Blazing Trail

Author's Note: AU. In which Quinn & Logan have known each other since they were little, Logan's family is unmotivated and pessimistic, and Quinn is his biggest support.

Disclaimer: I do not own Zoey 101.


He liked to pretend that one day, he'd have her in all of her blazing glory. (Well, if he could call national scholastic competitions glory.)

She liked to pretend that one day, she'd have the (scientific) world falling at her feet.

But both of those dreams were too far out to be reached. They should have figured that, considering they were only in high school, and she was too good for him (he thought), and the scientific world even looked at Einstein's Theory of Relativity with skepticism – an absolutely ridiculous fact if you asked her.

She was sitting beside her best friend of three years in his ancient station wagon. He was a compulsively terrible partner when it came to long road trips, since before he had first acquired that dangerous license at the age of 16 and 10. Logan would smack greasy potato chips into his mouth, leaving a trail of crumbs from the gearshift to his seat, play music at an unnecessarily high volume, and rage every time a car went below sixty miles per hour on the highway. However, this time, Quinn had to make do with Logan's driving. Not only because she had failed her driving test the week earlier, but because she absolutely needed a ride from him to Bloomington for a college visit. Logan would never make the effort to go on his own, but Quinn desperately wanted to see him feel at place for once. She had not only carefully picked out where she would apply for college, but suggestions as to where he should apply. Mrs. Reese dismissed the idea of college, calling it "too expensive" and a "waste of time for someone as stupid as Logan". Quinn refused to.

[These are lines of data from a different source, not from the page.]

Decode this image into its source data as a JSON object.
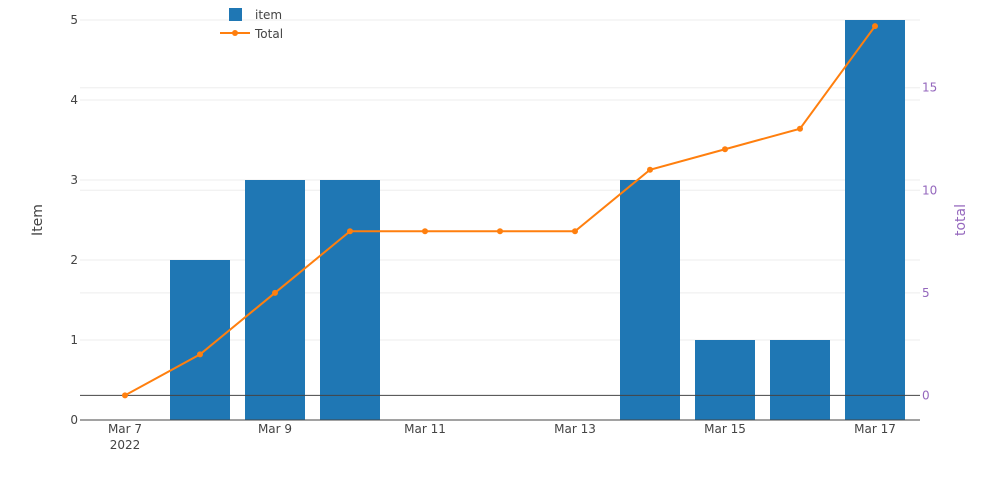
{
  "chart_data": {
    "type": "bar",
    "x": [
      "2022-03-07",
      "2022-03-08",
      "2022-03-09",
      "2022-03-10",
      "2022-03-11",
      "2022-03-12",
      "2022-03-13",
      "2022-03-14",
      "2022-03-15",
      "2022-03-16",
      "2022-03-17"
    ],
    "x_tick_labels": [
      {
        "x": "2022-03-07",
        "label": "Mar 7",
        "sublabel": "2022"
      },
      {
        "x": "2022-03-09",
        "label": "Mar 9"
      },
      {
        "x": "2022-03-11",
        "label": "Mar 11"
      },
      {
        "x": "2022-03-13",
        "label": "Mar 13"
      },
      {
        "x": "2022-03-15",
        "label": "Mar 15"
      },
      {
        "x": "2022-03-17",
        "label": "Mar 17"
      }
    ],
    "series": [
      {
        "name": "item",
        "type": "bar",
        "axis": "left",
        "color": "#1f77b4",
        "values": [
          0,
          2,
          3,
          3,
          0,
          0,
          0,
          3,
          1,
          1,
          5
        ]
      },
      {
        "name": "Total",
        "type": "line",
        "axis": "right",
        "color": "#ff7f0e",
        "values": [
          0,
          2,
          5,
          8,
          8,
          8,
          8,
          11,
          12,
          13,
          18
        ]
      }
    ],
    "ylabel": "Item",
    "ylabel2": "total",
    "ylim": [
      0,
      5
    ],
    "y2lim": [
      -1.2,
      18.3
    ],
    "yticks": [
      0,
      1,
      2,
      3,
      4,
      5
    ],
    "y2ticks": [
      0,
      5,
      10,
      15
    ],
    "y2_color": "#9467bd",
    "grid": true,
    "legend_position": "top-left"
  }
}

Sometimes, he wonders what would have happened if he had told her to just shut up about Wightman axioms. Maybe she wouldn't have tapped his shoulder, forcing him to look at her, and then crash into that other car. "Will you please be careful?" she had screeched in her nasal, high-pitched voice. "You're going to get yourself a ticketttt," Quinn bellowed melodramatically. Her dark brown hair bounced up and down on her plaid checkered shirt, a sign of the Texas background her family had left behind for the city life of Chicago ten years ago. Her companion was busy brushing his russet hair away from his striking eyes and tan face. "Now, as I was saying, there are so many exceptions to the Wightman framework," her voice faded off in his mind.

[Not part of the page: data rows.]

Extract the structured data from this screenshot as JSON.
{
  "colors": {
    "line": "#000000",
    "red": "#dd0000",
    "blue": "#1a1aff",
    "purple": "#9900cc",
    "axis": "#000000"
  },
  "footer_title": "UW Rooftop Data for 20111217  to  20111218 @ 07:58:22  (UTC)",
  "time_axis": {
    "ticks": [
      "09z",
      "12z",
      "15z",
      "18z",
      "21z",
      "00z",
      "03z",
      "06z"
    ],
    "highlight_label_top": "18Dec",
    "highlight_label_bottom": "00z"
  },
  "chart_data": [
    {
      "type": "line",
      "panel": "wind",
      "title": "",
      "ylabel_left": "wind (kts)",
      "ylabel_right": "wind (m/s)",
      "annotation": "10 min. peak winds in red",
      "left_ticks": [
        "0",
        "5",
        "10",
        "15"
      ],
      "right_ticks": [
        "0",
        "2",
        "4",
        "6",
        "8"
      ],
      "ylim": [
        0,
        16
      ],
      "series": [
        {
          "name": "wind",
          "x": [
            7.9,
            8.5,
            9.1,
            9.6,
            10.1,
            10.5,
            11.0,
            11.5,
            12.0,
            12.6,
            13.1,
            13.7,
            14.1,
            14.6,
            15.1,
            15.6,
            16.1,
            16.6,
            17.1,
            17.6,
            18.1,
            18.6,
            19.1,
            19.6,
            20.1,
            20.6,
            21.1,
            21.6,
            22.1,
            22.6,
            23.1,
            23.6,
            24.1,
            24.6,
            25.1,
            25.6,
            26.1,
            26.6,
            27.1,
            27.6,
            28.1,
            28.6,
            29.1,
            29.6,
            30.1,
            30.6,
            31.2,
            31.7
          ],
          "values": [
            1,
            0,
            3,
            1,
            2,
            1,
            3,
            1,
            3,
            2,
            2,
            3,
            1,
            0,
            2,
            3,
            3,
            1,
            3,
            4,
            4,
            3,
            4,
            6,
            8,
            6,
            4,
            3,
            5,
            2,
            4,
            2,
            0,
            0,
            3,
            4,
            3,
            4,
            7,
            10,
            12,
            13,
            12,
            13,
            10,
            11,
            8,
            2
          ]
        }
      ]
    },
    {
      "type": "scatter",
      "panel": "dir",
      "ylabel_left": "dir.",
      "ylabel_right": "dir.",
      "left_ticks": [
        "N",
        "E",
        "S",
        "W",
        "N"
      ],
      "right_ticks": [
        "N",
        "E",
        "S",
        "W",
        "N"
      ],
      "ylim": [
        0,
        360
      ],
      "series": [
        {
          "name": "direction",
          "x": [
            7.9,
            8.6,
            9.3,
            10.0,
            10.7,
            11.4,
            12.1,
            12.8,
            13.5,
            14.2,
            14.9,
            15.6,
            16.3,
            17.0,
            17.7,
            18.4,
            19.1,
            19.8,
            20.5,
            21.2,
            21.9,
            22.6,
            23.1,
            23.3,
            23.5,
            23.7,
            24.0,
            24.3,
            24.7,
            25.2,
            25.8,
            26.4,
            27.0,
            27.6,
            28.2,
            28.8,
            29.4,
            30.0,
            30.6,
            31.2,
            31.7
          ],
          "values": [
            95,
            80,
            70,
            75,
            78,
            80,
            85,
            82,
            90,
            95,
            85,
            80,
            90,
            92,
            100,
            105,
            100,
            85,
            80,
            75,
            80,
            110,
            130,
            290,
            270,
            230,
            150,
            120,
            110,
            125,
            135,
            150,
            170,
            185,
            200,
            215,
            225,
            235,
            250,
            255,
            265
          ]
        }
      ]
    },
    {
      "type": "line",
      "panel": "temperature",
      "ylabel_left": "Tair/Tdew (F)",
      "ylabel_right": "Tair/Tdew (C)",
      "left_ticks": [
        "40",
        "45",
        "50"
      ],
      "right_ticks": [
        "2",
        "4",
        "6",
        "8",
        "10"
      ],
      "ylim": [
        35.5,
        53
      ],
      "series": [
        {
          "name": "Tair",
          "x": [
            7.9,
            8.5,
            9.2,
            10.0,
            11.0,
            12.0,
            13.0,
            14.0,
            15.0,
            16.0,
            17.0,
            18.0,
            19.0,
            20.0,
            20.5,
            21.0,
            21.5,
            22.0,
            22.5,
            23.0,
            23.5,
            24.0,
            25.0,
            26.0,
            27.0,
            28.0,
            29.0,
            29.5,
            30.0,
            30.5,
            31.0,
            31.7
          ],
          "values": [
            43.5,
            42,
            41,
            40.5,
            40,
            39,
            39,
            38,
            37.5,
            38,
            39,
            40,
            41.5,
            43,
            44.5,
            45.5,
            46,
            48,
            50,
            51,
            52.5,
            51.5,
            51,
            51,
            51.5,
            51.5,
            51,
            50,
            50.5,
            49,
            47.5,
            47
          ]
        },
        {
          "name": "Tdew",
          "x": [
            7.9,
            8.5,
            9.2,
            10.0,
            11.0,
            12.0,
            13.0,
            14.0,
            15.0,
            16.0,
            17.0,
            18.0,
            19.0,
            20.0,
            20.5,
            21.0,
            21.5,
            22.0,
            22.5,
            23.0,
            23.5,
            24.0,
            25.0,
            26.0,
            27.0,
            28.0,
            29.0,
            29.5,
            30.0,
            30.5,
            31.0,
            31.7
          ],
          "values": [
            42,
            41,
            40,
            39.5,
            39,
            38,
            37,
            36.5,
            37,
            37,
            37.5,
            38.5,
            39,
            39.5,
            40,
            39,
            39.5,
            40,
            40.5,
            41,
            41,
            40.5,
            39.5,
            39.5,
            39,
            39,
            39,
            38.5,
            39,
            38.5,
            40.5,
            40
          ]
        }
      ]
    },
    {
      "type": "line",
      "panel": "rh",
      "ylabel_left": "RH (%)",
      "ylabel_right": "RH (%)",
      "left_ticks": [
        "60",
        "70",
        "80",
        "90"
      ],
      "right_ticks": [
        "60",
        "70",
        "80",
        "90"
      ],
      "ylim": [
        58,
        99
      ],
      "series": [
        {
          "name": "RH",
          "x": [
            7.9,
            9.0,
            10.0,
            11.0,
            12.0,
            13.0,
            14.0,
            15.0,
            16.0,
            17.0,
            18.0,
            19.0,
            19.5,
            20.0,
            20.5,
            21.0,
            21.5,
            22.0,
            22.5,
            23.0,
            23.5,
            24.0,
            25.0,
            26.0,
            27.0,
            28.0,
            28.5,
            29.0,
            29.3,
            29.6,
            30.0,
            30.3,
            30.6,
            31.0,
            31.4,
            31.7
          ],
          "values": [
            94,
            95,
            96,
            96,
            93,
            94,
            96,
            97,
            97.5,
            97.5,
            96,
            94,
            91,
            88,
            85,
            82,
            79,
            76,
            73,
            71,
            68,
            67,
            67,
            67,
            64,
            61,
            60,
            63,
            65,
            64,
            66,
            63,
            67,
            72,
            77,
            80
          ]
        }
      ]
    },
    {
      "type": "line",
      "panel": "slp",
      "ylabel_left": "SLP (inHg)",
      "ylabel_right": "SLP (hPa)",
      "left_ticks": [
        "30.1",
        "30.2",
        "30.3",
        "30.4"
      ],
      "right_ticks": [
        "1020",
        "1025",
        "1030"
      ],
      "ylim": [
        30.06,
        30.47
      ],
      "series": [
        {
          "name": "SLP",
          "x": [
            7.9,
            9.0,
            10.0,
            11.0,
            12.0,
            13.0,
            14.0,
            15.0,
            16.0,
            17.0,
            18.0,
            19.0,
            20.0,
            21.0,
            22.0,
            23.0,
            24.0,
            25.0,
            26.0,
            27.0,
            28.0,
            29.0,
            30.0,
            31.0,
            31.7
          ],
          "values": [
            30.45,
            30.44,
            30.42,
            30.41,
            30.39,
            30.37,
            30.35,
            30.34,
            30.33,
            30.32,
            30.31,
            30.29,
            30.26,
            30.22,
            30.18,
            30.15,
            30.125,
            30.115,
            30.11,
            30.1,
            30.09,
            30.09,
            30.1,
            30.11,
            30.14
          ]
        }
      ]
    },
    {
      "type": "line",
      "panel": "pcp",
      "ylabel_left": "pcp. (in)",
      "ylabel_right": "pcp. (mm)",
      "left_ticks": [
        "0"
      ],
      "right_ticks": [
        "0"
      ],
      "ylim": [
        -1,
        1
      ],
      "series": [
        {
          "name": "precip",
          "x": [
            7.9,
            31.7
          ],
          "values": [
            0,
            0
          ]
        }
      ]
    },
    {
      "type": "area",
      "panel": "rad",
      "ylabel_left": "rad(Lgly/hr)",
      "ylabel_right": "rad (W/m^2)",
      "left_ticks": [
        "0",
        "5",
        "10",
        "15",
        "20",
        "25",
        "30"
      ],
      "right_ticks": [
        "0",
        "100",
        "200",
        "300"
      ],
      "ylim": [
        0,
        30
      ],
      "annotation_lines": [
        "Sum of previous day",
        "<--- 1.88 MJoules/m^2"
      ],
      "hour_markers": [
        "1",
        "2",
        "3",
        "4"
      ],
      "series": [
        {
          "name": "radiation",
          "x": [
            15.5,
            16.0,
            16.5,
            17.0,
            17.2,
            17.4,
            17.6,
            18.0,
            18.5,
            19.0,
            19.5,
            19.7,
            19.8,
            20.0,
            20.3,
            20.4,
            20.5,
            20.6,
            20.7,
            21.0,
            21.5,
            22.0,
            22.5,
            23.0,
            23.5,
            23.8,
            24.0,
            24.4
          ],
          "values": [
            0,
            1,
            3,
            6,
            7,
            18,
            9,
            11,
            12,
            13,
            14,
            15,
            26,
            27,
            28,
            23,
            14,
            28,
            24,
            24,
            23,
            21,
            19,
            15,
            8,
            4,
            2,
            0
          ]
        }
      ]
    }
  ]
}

Quinn had seen Logan in many different stages. She had even titled them by level of maturity. He started off as the "little brat" throughout elementary school, when she refused to talk to him because he stuck gum in her hair. Then, he progressed backwards to "wannabe rebel" complete with black eyeliner, fierce basketball skills, and a dark scowl. It was in freshman year that the two connected over an English project about Shakespeare's As You Like It, and Logan had transitioned into "confused jock". After all, he could hardly leave his past entirely behind, regardless of Quinn's positive influence on his personality, but he failed to understand what he had become. The boy who was used to blowing off steam through fistfights on the blacktop started talking to the awkward poets and 'drama kids'.

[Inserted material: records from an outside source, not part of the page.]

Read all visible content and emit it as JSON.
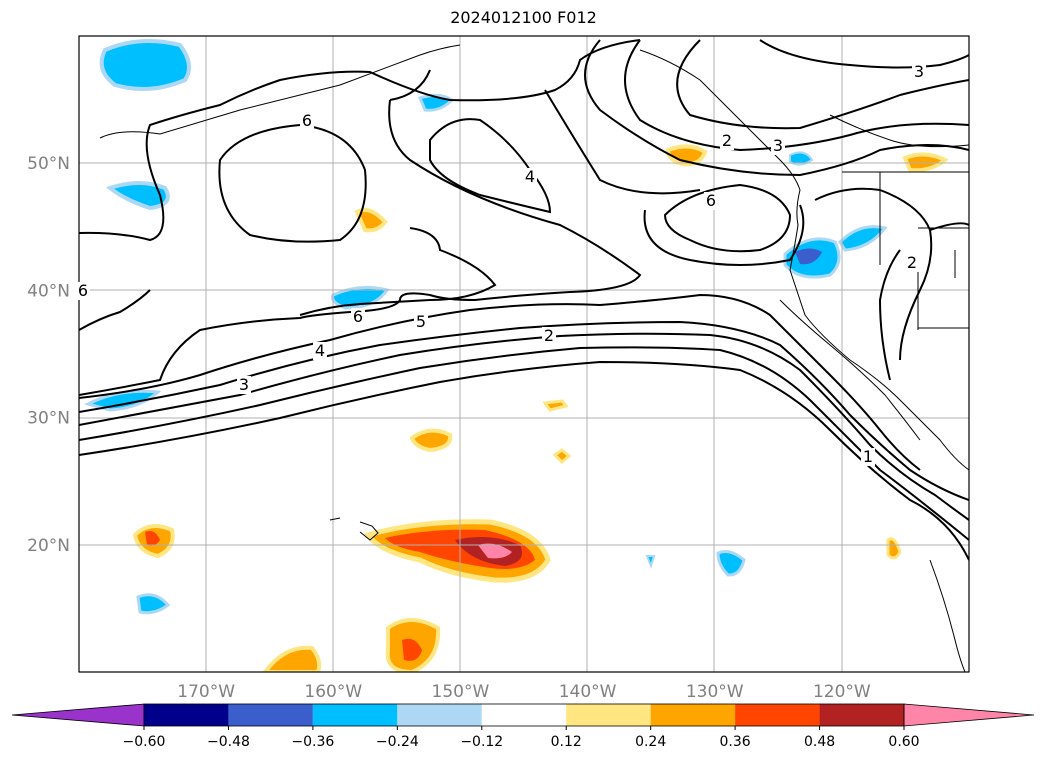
{
  "title": "2024012100 F012",
  "map": {
    "projection": "cylindrical",
    "lon_range": [
      -180,
      -110
    ],
    "lat_range": [
      10,
      60
    ],
    "grid": true,
    "lat_ticks": [
      {
        "value": 20,
        "label": "20°N"
      },
      {
        "value": 30,
        "label": "30°N"
      },
      {
        "value": 40,
        "label": "40°N"
      },
      {
        "value": 50,
        "label": "50°N"
      }
    ],
    "lon_ticks": [
      {
        "value": -170,
        "label": "170°W"
      },
      {
        "value": -160,
        "label": "160°W"
      },
      {
        "value": -150,
        "label": "150°W"
      },
      {
        "value": -140,
        "label": "140°W"
      },
      {
        "value": -130,
        "label": "130°W"
      },
      {
        "value": -120,
        "label": "120°W"
      }
    ],
    "contour_labels": [
      "6",
      "6",
      "6",
      "6",
      "5",
      "4",
      "4",
      "3",
      "3",
      "3",
      "2",
      "2",
      "2",
      "1"
    ]
  },
  "colorbar": {
    "orientation": "horizontal",
    "extend": "both",
    "ticks": [
      "−0.60",
      "−0.48",
      "−0.36",
      "−0.24",
      "−0.12",
      "0.12",
      "0.24",
      "0.36",
      "0.48",
      "0.60"
    ],
    "colors": [
      "#9933cc",
      "#00008b",
      "#3a5fcd",
      "#00bfff",
      "#add8f5",
      "#ffffff",
      "#ffe680",
      "#ffa500",
      "#ff4500",
      "#b22222",
      "#ff85a8",
      "#ff85a8"
    ]
  },
  "colors": {
    "contour": "#000000",
    "coastline": "#000000",
    "grid": "#b0b0b0",
    "tick_label": "#808080"
  }
}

Logan hated science – because it took away the one person he could actually see himself with in another ten years. The funeral was a depressing procession, of course, family and friends she had accumulated over the years all making their way to the ceremony to honor her peppy spirit. He wished he listened to her final words, even if they were about quantum physics. The emptiness in his heart was amplified through the constant sympathetic stares and occasional glares he received. The Penskys were simply too nice to ever blame others for the misfortunes in their home, but others weren't.

Logan Reese was not the basketball player he once imagined he was. Quinn Pensky could not be the scientist she pictured herself as. For her, he picked up the brochure for Digital Art at Indiana University, Bloomington when he finally mustered the courage to drive up there again. One long, hard breath, and he had decided – he would make Quinn Pensky proud. He stopped blaming himself for the accident as soon as he was admitted and felt like Quinn's smile was sitting safely on his shoulders, slowly lifting the mental burden into the sky.